# Build homogeneous dataset

## Setting up environment

---



### Loading libraries

In [1]:
import sys
import os

sys.path.insert(0, os.path.abspath(".."))

import pickle

from torch_geometric.data import Data
from box import Box

from util.postgres import create_sqlalchemy_engine
from util.homogeneous.dataset import DatasetEuCoHM, assert_bidirectional_edges

### Global variables

In [2]:
# -------------------- GLOBAL VARIABLES --------------------
PATH_TO_CONFIG_FILE = '../config.yaml'

# -------------------- LOAD CONFIGURATION --------------------
# Load the configuration file
config = Box.from_yaml(filename=PATH_TO_CONFIG_FILE)
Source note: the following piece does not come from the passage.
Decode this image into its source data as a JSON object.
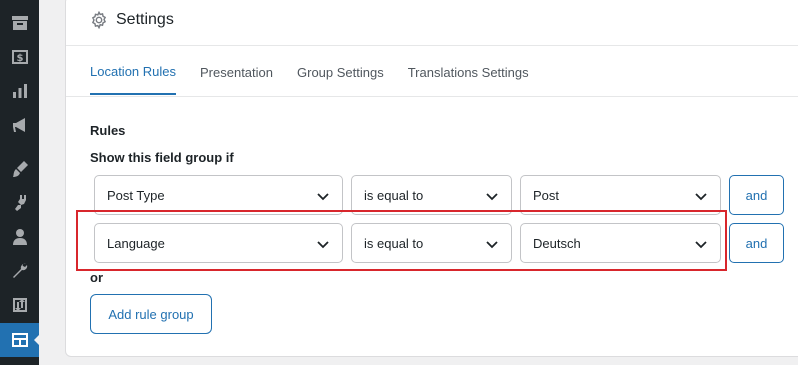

num_train = 0.7             # Percentage of data used for training
num_bootstraping = 10
pg_engine = create_sqlalchemy_engine(
    username=config.POSTGRES.USERNAME,
    password=config.POSTGRES.PASSWORD,
    host=config.POSTGRES.HOST,
    port=config.POSTGRES.PORT,
    database=config.POSTGRES.DATABASE,
    schema=config.POSTGRES.SCHEMA
)

## Data preparation

---



In [3]:
def unit_testing(data):
    # Test: check that the number of elements in the positive edge index equals to the number of elements in the negative edge index
    assert data.test_pos_edge_index.numel() == data.test_neg_edge_index.numel()
    
    # Test: check that all positive edges are bidirectional
    assert_bidirectional_edges(edges=data.train_pos_edge_index)
    assert_bidirectional_edges(edges=data.test_pos_edge_index)
    print('All tests passed')

def save_dataset(dataset):
    dataset_save_filepath = f'../data/{dataset.get_dataset_name()}.pkl'
    # Before saving the dataset, we need to close the engine to connect to Postgres DB.
    dataset.close_engine()
    # Save the dataset
    with open(dataset_save_filepath, 'wb') as output:
        pickle.dump(dataset, output, pickle.HIGHEST_PROTOCOL)
        print(f'Dataset saved to {dataset_save_filepath}')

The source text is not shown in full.